Jeżeli cokolwiek się porusza na oglądanym filmiku, to jest to szlaban podnoszący się przed radiowozem, tenże radiowóz i zarys niewielkiego białego obiektu, który w okamgnieniu przesuwa się nad ziemią w stronę budynku. Potem następuje wybuch. Zwolennicy teorii spiskowej nie sugerują, że to arabscy zamachowcy posłużyli się rakietą typu Cruise. Mówią otwarcie, że rakietą typu Cruise posłużył się rząd.
Są też tacy, który skłonni są uwierzyć, że boeing 757 faktycznie – tak jak zapewnia władza – wyparował w chwili zderzenia. Jednak nie mogą pojąć, dlaczego go wcześniej nie zestrzelono. Wierzą, że obrona powietrzna miała rozkaz, by do niego nie strzelać. Ich zdaniem wskazuje na to fragment zeznań ówczesnego sekretarza transportu Normana Minety przed Komisją 11 Września (zeznania są dostępne na oficjalnej stronie komisji).
Norman Mineta opowiada o rozmowie w podziemnym bunkrze pod Białym Domem, w którym znalazł się, zanim nastąpił atak na Pentagon. – Był tam młody człowiek, który wszedł i powiedział do wiceprezydenta [Dicka Cheneya]: „Samolot jest oddalony o 50, o 30 mil”. Potem poinformował: „Samolot jest oddalony o 10 mil”. Ten młody człowiek zapytał też wiceprezydenta: „Czy rozkazy wciąż obowiązują?”. A prezydent odwrócił się, pokiwał głową i odrzekł: „Oczywiście, że obowiązują. Czy słyszałeś cokolwiek innego?”.
Ten fragment zeznania nie wzbudził zainteresowania komisji. Czołowy teoretyk ruchu 9/11 Truth profesor teologii David Ray Griffin (którego większość mediów nie uważa za paranoika) domyśla się, że „rozkazy” były de facto zakazem strzelania do maszyny lecącej w stronę Pentagonu. Młody człowiek nie może uwierzyć, że wiceprezydent nie odwołuje tego rozkazu – tak rozumie tę sytuację Griffin.
Więc samolot czy rakieta? Teoretycy spisku nie mogą dojść do porozumienia.
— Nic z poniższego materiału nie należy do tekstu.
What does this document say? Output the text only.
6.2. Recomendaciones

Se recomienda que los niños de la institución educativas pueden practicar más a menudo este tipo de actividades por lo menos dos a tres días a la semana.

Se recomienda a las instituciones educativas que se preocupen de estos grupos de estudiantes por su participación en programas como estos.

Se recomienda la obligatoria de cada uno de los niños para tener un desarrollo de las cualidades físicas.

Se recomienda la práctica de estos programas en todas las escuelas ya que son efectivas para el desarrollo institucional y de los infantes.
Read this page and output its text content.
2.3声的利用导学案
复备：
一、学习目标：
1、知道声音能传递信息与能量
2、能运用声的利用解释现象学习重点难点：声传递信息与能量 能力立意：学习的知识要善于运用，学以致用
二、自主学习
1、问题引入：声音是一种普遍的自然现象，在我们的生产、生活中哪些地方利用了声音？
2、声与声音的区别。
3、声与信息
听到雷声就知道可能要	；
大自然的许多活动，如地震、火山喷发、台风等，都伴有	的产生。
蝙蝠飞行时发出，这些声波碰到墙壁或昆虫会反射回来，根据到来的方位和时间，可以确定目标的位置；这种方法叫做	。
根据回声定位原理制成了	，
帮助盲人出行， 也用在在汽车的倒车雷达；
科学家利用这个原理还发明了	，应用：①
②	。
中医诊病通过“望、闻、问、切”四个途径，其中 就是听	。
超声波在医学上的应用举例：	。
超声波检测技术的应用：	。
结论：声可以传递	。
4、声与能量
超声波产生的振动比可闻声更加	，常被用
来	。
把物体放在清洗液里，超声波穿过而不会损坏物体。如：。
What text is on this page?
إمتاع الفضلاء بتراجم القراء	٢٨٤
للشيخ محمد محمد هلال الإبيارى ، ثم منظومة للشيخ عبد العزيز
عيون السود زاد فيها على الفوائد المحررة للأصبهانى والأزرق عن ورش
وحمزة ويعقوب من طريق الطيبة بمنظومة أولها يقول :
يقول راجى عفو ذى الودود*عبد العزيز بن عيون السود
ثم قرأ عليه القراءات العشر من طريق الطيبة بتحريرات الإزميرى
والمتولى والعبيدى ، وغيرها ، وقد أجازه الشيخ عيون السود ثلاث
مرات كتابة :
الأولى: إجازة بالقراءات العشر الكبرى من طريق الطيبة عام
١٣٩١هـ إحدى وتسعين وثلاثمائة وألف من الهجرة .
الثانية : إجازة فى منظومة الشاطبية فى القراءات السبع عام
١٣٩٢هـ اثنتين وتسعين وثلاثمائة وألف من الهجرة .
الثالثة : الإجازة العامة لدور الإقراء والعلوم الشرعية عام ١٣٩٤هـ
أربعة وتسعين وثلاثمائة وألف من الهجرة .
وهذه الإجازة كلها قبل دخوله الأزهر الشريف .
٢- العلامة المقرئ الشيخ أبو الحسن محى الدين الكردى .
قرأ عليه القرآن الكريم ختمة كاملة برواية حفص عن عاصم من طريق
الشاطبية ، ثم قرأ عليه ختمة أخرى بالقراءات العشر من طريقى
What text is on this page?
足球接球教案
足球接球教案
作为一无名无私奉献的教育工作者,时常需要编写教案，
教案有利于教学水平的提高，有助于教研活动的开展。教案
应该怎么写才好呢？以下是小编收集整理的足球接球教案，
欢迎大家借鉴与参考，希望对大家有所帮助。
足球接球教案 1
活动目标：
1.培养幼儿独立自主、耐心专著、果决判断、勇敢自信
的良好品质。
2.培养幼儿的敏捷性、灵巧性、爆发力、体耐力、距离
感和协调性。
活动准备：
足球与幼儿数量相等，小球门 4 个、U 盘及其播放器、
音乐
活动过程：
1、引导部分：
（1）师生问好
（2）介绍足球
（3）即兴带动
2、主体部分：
Ale obie frakcje wierzą, że Cheney, od lat czołowa postać w republikańskiej elicie, sekretarz obrony w administracji prezydenta Busha seniora, był jednym z mózgów całego zbrodniczego przedsięwzięcia. Spisku zrodzonego z ideologii neokonserwatywnej, która zakłada, że bez wroga zewnętrznego i bez poczucia zagrożenia amerykańskiemu społeczeństwu grozi rozkład. Moralny, a co za tym idzie – także polityczny.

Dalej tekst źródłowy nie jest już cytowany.